Impact: Passwords may be disclosed to other local users
Description: A password was passed on the command-line to mdmclient, which made it visible to other users on the same system. The issue was addressed by communicating the password through a pipe.
CVE-ID
CVE-2013-1030 : Per Olofsson at the University of Gothenburg
OpenSSL
Available for: Mac OS X 10.6.8, Mac OS X Server 10.6.8, OS X Lion v10.7.5, OS X Lion Server v10.7.5, OS X Mountain Lion v10.8 to v10.8.4
Impact: Multiple vulnerabilities in OpenSSL
Description: Multiple vulnerabilities existed in OpenSSL, the most serious of which may lead to disclosure of user data.

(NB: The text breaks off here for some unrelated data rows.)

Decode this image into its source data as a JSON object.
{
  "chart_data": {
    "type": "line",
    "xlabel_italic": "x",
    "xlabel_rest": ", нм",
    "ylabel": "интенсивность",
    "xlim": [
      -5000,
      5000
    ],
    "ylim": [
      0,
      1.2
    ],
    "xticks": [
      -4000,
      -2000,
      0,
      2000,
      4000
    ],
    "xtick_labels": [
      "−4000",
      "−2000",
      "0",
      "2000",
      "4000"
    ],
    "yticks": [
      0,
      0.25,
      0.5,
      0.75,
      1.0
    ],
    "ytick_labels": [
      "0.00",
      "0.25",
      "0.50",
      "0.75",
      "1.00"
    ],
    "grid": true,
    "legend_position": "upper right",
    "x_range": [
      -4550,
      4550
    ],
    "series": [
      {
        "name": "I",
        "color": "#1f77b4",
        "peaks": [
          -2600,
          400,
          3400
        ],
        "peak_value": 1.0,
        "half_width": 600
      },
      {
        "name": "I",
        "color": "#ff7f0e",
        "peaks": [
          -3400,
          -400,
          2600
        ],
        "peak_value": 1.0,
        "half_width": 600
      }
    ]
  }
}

These issues were addressed by updating OpenSSL to version 0.9.8y.
CVE-ID
CVE-2012-2686
CVE-2013-0166
CVE-2013-0169
Apple Lion Software Download
PHP
Available for: Mac OS X 10.6.8, Mac OS X Server 10.6.8, OS X Lion v10.7.5, OS X Lion Server v10.7.5, OS X Mountain Lion v10.8 to v10.8.4
Impact: Multiple vulnerabilities in PHP
Description: Multiple vulnerabilities existed in PHP, the most serious of which may lead to arbitrary code execution. These issues were addressed by updating PHP to version 5.3.26.
CVE-ID
CVE-2013-1635
CVE-2013-1643
CVE-2013-1824
CVE-2013-2110
PostgreSQL
Available for: OS X Lion v10.7.5, OS X Lion Server v10.7.5, OS X Mountain Lion v10.8 to v10.8.4
Impact: Multiple vulnerabilities in PostgreSQL
Description: Multiple vulnerabilities exist in PostgreSQL, the most serious of which may lead to data corruption or privilege escalation. CVE-2013-1901 does not affect OS X Lion systems. This update addresses the issues by updating PostgreSQL to version 9.1.9 on OS X Mountain Lion systems, and 9.0.4 on OS X Lion systems.
CVE-ID
CVE-2013-1899
CVE-2013-1900
CVE-2013-1901
Power Management
Available for: OS X Mountain Lion v10.8 to v10.8.4
Impact: The screen saver may not start after the specified time period
Description: A power assertion lock issue existed. This issue was addressed through improved lock handling.
CVE-ID
CVE-2013-1031
QuickTime
Available for: Mac OS X 10.6.8, Mac OS X Server 10.6.8, OS X Lion v10.7.5, OS X Lion Server v10.7.5, OS X Mountain Lion v10.8 to v10.8.4
Impact: Viewing a maliciously crafted movie file may lead to an unexpected application termination or arbitrary code execution
Description: A memory corruption issue existed in the handling of 'idsc' atoms in QuickTime movie files. This issue was addressed through additional bounds checking.
CVE-ID
CVE-2013-1032 : Jason Kratzer working with iDefense VCP
Screen Lock
Available for: OS X Mountain Lion v10.8 to v10.8.4
Impact: A user with screen sharing access may be able to bypass the screen lock when another user is logged in
Description: A session management issue existed in the screen lock's handling of screen sharing sessions. This issue was addressed through improved session tracking.
CVE-ID
CVE-2013-1033 : Jeff Grisso of Atos IT Solutions, Sébastien Stormacq
Mountain Lion Software Update Windows 10
sudo
Available for: OS X Lion v10.7.5, OS X Lion Server v10.7.5, OS X Mountain Lion v10.8 to v10.8.4
Impact: An attacker with control of an admin user's account may be able to gain root privileges without knowing the user's password
Description: By setting the system clock, an attacker may be able to use sudo to gain root privileges on systems where sudo has been used before. On OS X, only admin users can change the system clock. This issue was addressed by checking for an invalid timestamp.
CVE-ID
CVE-2013-1775
Note: OS X Mountain Lion v10.8.5 also addresses an issue in which certain Unicode strings could cause applications to unexpectedly quit.